Inheritance tax: Tax exemption for business assets at risk?

Consequences of the coronavirus for wage bill regulation

The coronavirus has already prompted the legislator to introduce far-reaching aid measures and tax breaks. So far, the inheritance and gift tax law has not been addressed. The wage bill regulation as regards the tax exemption for business assets, agricultural and forestry undertakings and corporate shares may, however, also be affected by the consequences of the coronavirus.

Tax exemption for business assets – consequences of corona for wage bill Regulation

In the context of transfers of business assets under inheritance and/or gift law, the German Inheritance and Gift Tax Law (Erbschaftssteuer- und Schenkungsgesetz, “ErbStG”), upon request, grants a relief, the so-called “Verschonungsabschlag”. Under certain circumstances this results in 85% (section 13a para 1 ErbStG) or 100% (section 13a para 10 ErbStG) of business assets being exempt from inheritance tax, if certain requirements are met for a period of five or seven years, respectively.

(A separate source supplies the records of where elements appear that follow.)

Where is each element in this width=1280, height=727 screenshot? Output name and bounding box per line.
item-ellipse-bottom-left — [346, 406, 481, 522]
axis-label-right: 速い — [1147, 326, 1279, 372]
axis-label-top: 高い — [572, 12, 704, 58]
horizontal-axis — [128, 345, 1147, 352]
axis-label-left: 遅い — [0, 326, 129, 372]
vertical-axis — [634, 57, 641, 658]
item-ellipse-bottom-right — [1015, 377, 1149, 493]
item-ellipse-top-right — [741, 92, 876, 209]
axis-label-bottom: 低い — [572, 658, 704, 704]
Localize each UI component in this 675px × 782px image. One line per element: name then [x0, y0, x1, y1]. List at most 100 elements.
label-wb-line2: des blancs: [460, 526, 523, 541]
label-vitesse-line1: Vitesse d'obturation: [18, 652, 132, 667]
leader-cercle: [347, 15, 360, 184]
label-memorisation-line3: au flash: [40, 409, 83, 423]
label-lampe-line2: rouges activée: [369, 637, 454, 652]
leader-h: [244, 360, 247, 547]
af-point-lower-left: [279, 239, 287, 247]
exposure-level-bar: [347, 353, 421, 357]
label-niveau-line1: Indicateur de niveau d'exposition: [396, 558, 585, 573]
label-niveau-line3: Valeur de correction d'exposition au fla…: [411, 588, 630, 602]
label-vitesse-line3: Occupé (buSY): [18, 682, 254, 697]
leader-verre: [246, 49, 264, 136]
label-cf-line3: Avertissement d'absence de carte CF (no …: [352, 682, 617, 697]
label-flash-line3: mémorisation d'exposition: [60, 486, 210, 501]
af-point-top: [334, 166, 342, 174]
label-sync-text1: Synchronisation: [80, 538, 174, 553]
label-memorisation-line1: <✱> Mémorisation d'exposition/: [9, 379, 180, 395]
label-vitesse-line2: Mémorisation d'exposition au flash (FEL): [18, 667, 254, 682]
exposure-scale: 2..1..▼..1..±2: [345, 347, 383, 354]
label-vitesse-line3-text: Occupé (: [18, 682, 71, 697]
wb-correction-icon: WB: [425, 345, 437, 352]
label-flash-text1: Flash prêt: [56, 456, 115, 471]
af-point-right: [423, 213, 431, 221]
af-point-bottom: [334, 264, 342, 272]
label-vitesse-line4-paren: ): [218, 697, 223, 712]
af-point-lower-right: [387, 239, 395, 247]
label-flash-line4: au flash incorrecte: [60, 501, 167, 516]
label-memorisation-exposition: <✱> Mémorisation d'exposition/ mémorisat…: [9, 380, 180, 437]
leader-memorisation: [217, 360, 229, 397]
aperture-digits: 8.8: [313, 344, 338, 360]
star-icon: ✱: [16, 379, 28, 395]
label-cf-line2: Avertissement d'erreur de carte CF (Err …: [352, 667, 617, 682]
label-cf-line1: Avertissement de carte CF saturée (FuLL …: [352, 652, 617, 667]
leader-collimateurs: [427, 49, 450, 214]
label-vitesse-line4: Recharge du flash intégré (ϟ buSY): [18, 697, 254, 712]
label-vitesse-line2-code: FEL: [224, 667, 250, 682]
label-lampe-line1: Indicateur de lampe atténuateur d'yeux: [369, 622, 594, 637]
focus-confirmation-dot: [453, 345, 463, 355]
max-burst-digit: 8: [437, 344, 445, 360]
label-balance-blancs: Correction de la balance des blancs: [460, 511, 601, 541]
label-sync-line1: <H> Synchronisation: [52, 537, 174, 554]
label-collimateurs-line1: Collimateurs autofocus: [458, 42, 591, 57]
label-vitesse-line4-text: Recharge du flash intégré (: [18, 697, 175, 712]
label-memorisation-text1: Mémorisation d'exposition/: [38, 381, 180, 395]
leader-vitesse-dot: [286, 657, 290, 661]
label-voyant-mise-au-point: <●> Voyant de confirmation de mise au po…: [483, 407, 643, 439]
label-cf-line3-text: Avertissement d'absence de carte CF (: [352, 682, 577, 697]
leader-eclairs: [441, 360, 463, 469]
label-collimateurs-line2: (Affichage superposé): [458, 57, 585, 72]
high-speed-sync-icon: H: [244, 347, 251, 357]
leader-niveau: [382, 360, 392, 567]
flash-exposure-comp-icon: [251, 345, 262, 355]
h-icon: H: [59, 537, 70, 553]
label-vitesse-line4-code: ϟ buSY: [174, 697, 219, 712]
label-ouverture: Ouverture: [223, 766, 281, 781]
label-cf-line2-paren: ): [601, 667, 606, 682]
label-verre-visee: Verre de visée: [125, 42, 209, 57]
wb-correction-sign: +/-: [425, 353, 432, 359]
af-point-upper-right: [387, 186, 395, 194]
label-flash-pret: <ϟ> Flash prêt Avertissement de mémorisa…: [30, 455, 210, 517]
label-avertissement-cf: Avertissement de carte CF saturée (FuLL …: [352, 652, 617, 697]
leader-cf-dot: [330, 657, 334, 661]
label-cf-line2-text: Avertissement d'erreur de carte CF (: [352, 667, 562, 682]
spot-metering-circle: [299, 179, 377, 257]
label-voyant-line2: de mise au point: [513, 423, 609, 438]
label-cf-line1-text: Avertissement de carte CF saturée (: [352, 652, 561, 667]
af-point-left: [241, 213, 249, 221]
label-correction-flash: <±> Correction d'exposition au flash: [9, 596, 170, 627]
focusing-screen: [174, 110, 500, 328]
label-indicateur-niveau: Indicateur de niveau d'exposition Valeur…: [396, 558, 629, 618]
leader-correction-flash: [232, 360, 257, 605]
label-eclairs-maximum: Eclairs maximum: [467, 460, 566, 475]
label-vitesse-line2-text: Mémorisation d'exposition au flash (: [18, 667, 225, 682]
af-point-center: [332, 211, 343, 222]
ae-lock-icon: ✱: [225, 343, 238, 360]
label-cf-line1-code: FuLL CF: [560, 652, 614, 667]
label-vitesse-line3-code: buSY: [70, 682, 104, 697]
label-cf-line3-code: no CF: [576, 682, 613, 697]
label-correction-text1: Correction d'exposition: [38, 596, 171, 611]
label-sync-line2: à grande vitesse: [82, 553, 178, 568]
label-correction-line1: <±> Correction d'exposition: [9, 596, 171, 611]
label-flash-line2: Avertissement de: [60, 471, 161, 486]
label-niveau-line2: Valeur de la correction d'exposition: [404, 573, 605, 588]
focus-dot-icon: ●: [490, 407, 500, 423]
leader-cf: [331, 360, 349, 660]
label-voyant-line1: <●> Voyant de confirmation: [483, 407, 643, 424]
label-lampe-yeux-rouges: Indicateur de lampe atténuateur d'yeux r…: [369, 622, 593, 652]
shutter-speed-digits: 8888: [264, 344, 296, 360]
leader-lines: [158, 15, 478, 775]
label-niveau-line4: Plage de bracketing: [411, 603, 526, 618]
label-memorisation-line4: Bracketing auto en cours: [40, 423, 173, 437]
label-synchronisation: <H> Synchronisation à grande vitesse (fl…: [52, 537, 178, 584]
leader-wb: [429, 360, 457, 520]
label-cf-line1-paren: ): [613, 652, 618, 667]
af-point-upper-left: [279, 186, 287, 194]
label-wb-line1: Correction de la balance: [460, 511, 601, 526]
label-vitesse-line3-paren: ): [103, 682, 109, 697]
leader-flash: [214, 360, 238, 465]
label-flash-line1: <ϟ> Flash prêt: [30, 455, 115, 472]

Pursuant to section 13 para 3 sentence 1, one of the conditions for the granting of such relief under section 13a para 1 ErbStG is that, within a period of five years following the acquisition (wage bill period), the total sum of all relevant annual wage bills of the business does not fall below 400% of the initial wage bill (minimum wage bill). If one were to aim for an exemption of 100%, the wage bill period is extended from five to seven years and the minimum wage bill to 700%.

Due to the progressing corona pandemic, it cannot be ruled out that it will become more difficult to achieve the prescribed minimum wage bill. For example, a reduction of employees due to the worsened economic situation may have a negative impact. Furthermore, it is still unclear how this regulation will apply in connection with wage cuts and any short-time work compensation claimed (on the topic of short-time work compensation see also blog article "Mit Kurzarbeit durch die Corona-Krise"). So far, neither the tax authorities have responded by issuing a letter of application nor the legislator has reacted with a legislative initiative.

Therefore, if short-time work compensation is claimed by a company (or subsidiary) that has taken advantage of the relief, we recommend first checking and then continuously monitoring the wage bills in order to ensure that they are observed despite any necessary measures. If this is not feasible, we recommend reaching a coordinated agreement with the responsible tax office.